On Fri, May 6, 2011 at 12:18 PM, Gavin Simpson <gavin.simpson_at_ucl.ac.uk>wrote:

> On Fri, 2011-05-06 at 11:20 -0500, Gene Leynes wrote:
> > Hmmm....
> >
> > After reading that email four times, I think I see what you mean.
> >
> > Checking for variables within particular scopes is probably one of the
> most
> > challenging things in R, and I would guess in other languages too. In R
> > it's compounded by situations when you're writing a function to accept
> > variables as either a stand alone global variable, or as an element of a
> > data.frame or list.
>
> Dear Gene,
>
> > I think this is a new problem, and I'll switch to the lengthier
> > data.frame[,'x'] syntax in gam for now.
>
> No, No, No, No, No!!!!!
>
> If there is one thing you **should** take from this thread is that there
> is no need to perform subsetting like that in a model formula.
>
> Why would you want (or prefer) to do:
>
> gam(dat$y ~ s(dat$x))
>
> or
>
> gam(dat[, "y"] ~ s(dat[, "x"]))
>
> when
>
> gam(y ~ s(x), dat)
>
> will suffice?
>
> > By the way, about the $ accessors. I can see why some people don't like
> > them, but they are a part of the language. And, I think they're a good
> > part. They make the code much more readable, and I have yet to make a
> > mistake using them (which makes me think that they can be used
> > responsibly). Making code harder to read is its own source of error, and
> is
> > not something that I take lightly!
>
> If you use R's formula notation properly, you'll get cleaner code than
> either of your suggestions.
>
> > Thanks for the replies. And, thank you Rolf for the detailed analysis.
> Do
> > you think that your or I should submit a bug report to the package
> > maintainer? I'm not sure how that works.
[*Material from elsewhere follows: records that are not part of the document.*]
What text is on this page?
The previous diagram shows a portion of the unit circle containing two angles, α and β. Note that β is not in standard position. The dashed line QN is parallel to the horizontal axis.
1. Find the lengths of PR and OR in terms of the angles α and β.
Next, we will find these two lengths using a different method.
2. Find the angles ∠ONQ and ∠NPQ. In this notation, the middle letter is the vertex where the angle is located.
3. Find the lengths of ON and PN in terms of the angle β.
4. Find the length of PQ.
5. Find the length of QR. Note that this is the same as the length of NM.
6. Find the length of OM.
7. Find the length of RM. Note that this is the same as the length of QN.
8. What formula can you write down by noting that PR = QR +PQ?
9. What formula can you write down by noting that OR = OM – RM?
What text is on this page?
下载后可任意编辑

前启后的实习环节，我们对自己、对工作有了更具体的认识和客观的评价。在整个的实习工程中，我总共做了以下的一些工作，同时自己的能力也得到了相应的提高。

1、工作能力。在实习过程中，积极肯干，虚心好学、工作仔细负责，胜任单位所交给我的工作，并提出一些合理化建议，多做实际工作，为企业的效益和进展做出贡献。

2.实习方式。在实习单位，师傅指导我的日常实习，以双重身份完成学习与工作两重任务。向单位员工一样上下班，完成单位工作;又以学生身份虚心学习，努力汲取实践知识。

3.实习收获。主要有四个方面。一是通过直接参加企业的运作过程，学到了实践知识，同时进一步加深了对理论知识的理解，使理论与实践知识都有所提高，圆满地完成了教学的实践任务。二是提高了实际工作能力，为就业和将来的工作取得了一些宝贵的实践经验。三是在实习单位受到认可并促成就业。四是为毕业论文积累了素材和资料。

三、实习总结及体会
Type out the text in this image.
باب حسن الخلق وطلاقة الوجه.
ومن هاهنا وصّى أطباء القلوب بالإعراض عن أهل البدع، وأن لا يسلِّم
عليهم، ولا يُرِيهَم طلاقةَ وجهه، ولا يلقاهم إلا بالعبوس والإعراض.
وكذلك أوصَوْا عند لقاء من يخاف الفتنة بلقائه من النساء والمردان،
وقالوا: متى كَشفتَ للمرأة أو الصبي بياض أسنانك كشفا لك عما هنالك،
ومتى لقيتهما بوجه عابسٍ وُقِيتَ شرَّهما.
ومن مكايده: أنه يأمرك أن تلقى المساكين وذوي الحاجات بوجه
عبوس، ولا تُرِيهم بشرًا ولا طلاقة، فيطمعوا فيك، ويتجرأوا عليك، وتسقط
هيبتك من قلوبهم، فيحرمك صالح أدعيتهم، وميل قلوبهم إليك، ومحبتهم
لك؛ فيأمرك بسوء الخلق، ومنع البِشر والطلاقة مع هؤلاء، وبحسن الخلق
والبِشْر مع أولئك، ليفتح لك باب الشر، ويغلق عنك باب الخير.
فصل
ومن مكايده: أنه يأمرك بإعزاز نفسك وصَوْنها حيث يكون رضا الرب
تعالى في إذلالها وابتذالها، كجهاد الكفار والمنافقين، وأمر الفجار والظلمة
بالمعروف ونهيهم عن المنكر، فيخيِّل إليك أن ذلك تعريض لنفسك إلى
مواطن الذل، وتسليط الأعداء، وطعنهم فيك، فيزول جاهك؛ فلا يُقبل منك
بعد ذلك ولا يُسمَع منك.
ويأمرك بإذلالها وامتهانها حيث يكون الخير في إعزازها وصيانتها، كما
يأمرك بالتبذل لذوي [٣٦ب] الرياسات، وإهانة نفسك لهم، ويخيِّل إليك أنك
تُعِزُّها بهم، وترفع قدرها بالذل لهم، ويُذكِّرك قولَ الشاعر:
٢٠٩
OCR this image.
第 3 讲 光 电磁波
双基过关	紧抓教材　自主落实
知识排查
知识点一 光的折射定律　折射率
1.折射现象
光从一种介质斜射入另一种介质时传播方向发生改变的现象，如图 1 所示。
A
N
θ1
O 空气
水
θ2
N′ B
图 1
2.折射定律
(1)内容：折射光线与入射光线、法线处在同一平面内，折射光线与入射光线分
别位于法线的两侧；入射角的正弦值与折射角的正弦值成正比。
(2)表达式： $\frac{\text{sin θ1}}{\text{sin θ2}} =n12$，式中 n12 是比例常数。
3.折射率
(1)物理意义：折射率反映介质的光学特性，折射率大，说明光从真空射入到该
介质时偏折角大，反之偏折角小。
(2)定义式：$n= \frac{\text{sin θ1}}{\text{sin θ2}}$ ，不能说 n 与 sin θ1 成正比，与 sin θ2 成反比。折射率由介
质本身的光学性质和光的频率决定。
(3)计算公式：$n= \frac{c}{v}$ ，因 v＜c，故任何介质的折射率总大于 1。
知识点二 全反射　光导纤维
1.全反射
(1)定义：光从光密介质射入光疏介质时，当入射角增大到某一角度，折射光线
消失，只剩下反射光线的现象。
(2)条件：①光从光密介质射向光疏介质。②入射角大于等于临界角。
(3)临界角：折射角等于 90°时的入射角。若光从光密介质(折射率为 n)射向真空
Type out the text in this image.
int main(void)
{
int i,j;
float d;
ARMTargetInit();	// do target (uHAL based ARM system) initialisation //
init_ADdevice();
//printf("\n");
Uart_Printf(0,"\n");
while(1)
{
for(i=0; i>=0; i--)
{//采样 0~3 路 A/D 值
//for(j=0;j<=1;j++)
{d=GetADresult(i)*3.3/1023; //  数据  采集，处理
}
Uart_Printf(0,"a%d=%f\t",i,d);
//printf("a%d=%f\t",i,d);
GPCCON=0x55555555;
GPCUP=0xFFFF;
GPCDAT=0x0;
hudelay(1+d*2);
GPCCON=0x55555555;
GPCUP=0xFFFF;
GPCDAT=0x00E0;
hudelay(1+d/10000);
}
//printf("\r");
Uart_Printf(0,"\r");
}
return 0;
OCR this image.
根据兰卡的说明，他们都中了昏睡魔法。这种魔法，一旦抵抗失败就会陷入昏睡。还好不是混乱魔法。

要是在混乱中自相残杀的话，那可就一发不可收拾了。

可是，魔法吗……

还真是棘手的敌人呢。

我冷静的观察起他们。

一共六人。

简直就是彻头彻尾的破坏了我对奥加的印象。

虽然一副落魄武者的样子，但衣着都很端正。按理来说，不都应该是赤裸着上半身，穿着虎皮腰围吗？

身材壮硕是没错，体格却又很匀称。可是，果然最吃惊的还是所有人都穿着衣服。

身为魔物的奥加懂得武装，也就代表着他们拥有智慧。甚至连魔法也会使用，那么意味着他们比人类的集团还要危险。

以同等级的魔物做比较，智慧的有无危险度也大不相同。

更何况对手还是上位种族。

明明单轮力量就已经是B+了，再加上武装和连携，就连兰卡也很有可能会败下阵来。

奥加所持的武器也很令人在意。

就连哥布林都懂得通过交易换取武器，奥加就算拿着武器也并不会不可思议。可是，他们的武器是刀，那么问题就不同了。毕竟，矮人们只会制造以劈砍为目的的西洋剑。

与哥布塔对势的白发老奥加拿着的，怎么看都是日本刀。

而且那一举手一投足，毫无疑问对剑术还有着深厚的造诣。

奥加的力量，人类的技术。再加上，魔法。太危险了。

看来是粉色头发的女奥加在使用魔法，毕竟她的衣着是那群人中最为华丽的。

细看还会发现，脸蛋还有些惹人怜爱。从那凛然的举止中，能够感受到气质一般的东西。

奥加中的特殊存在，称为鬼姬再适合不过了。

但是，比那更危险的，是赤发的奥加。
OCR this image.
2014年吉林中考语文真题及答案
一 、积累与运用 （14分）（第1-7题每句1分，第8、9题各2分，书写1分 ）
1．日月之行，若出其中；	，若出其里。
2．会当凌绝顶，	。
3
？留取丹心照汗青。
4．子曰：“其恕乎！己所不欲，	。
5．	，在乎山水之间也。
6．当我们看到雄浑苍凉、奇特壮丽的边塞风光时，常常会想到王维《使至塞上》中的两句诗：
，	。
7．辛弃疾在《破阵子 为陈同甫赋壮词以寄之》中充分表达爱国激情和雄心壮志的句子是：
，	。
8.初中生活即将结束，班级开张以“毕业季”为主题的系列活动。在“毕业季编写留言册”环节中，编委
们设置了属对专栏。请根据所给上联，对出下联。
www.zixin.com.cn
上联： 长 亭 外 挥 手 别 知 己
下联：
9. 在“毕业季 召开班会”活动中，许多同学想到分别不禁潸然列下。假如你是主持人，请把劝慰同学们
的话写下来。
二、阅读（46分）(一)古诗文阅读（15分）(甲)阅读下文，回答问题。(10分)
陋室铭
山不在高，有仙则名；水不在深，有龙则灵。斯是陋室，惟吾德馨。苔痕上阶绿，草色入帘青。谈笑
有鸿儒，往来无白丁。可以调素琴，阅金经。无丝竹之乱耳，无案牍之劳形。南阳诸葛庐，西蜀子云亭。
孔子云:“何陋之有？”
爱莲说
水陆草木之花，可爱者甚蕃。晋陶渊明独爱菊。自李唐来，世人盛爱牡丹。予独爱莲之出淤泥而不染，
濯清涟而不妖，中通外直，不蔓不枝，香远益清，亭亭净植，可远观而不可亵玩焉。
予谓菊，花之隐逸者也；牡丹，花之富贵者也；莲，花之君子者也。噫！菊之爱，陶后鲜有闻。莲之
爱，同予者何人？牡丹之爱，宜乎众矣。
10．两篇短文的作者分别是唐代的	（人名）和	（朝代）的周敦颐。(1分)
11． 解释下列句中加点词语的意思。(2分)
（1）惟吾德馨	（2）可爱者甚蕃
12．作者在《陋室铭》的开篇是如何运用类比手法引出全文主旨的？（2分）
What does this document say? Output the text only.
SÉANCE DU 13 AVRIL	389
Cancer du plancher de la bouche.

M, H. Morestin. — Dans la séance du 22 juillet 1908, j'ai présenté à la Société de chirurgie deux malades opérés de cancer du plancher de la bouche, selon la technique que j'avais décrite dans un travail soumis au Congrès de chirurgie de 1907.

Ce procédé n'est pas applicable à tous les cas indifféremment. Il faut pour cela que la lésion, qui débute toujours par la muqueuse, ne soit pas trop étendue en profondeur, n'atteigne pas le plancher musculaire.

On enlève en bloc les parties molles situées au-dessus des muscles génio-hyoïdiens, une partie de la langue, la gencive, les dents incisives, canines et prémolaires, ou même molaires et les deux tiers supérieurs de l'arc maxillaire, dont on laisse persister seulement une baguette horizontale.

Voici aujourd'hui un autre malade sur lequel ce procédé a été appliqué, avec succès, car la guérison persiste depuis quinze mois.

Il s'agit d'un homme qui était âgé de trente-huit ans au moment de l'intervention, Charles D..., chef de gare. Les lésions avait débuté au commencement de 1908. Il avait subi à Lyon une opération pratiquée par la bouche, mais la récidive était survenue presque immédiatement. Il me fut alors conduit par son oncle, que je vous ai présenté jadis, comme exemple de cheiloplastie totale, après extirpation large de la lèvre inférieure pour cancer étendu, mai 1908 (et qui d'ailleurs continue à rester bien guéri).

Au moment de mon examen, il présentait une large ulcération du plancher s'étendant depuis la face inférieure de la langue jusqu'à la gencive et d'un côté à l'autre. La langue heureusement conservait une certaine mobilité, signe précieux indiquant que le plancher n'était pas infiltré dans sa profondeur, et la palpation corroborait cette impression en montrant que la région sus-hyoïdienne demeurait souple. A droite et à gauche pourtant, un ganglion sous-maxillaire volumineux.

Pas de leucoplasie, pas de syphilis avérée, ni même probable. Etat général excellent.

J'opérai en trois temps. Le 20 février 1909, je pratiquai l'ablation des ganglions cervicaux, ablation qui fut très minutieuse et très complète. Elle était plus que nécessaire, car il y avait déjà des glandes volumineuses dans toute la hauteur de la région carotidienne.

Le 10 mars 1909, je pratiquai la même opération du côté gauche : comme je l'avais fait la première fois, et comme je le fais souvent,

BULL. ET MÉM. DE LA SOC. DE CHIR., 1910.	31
Very few of my challenges turn
> > out to be actual bugs, but I think this one is.
>
> I would consider this a bug - but in the sense that Simon didn't foresee
> the strange formulas that users of his software might concoct.
>
> By the way, I think you perhaps meant Berwin (re the detailed analysis)?
>
> HTH
>
> G
>
> > On Fri, May 6, 2011 at 4:53 AM, Berwin A Turlach
> > <Berwin.Turlach_at_gmail.com>wrote:
> >
> > > G'day Rolf,
> > >
> > > On Fri, 06 May 2011 09:58:50 +1200
> > > Rolf Turner <rolf.turner_at_xtra.co.nz> wrote:
> > >
> > > > but it's strange that the dodgey code throws an error with gam(dat1$y
> > > > ~ s(dat1$x)) but not with gam(dat2$cf ~ s(dat2$s))
> > >
> > > > Something a bit subtle is going on; it would be nice to be able to
> > > > understand it.
> > >
> > > Well,
> > >
> > > R> traceback()
> > > 3: eval(expr, envir, enclos)
> > > 2: eval(inp, data, parent.frame())
> > > 1: gam(dat$y ~ s(dat$x))
> > >
> > > So the lines leading up to the problem seem to be the following from
> > > the gam() function:
> > >
> > > vars <- all.vars(gp$fake.formula[-2])
> > > inp <- parse(text = paste("list(", paste(vars, collapse = ","),
> > > ")"))
> > > if (!is.list(data) && !is.data.frame(data))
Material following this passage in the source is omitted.